Barbudo@lemm.ee 10 months ago
Prop 13 is real, yo
LovableSidekick@lemmy.world 10 months ago
So are about a million other things that have happened in the 40 years since prop 13 yo.
grue@lemmy.world 10 months ago
It depends how much home value correlates to house size and lot size. A $1M 1500 sqft bungalow on a 1/4 acre lot in a gentrified neighborhood may not burden city services more than a $100k 1500 sqft bungalow on a 1/4 acre lot in a bad neighborhood, but a $1M McMansion on a 2-acre lot on the edge of the city absolutely will. That’s because the cost of city services scales with things like increasing the length of pavement and sewer pipe across the lot frontage and decreasing the number of homes emergency services can reach within a reasonable distance/time from the station.
LovableSidekick@lemmy.world 10 months ago
Yes, you an come up with edge cases like McMansions next to golf courses, but houses on identical lots right next to each other can have different values and pay different property taxes even though they take the same amount of city services. Remodeling a house, or even just painting it frequently and keeping the yard nicer than others, doesn’t make you consume more city services, but it will raise the home’s assessed value and property taxes. That’s a false link.
grue@lemmy.world 10 months ago
Putting a second story on likely includes increasing the number of bedrooms, which theoretically increases the number of people who could be living there and thus increase the burden on city services. Renovating for quality and building additions to the square footage aren’t equivalent.
I think lot sizes are still a much bigger factor, though: a house renovated/rebuilt to max out the allowed FAR (floor-area ratio) on a 1/4 acre lot still ought to get taxed less than a modest-sized house on a 2-acre lot.

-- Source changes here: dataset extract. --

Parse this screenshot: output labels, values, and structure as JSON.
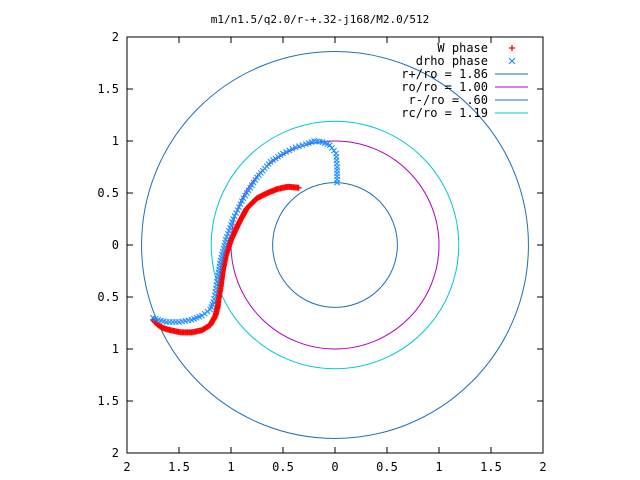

LovableSidekick@lemmy.world 10 months ago
You don’t have to remodel. Just living in an area that becomes more desirable makes your home value go up, and your taxes go up in step with that. I’m not talking about inflation, I’m talking about areas taking turns being the trendy place to live. Just because you’ve been there for a long time, you pay the same tax on the house you paid $100k for as somebody who buys the house next door for $500k, because their willingness to do that makes your house worth $500 too.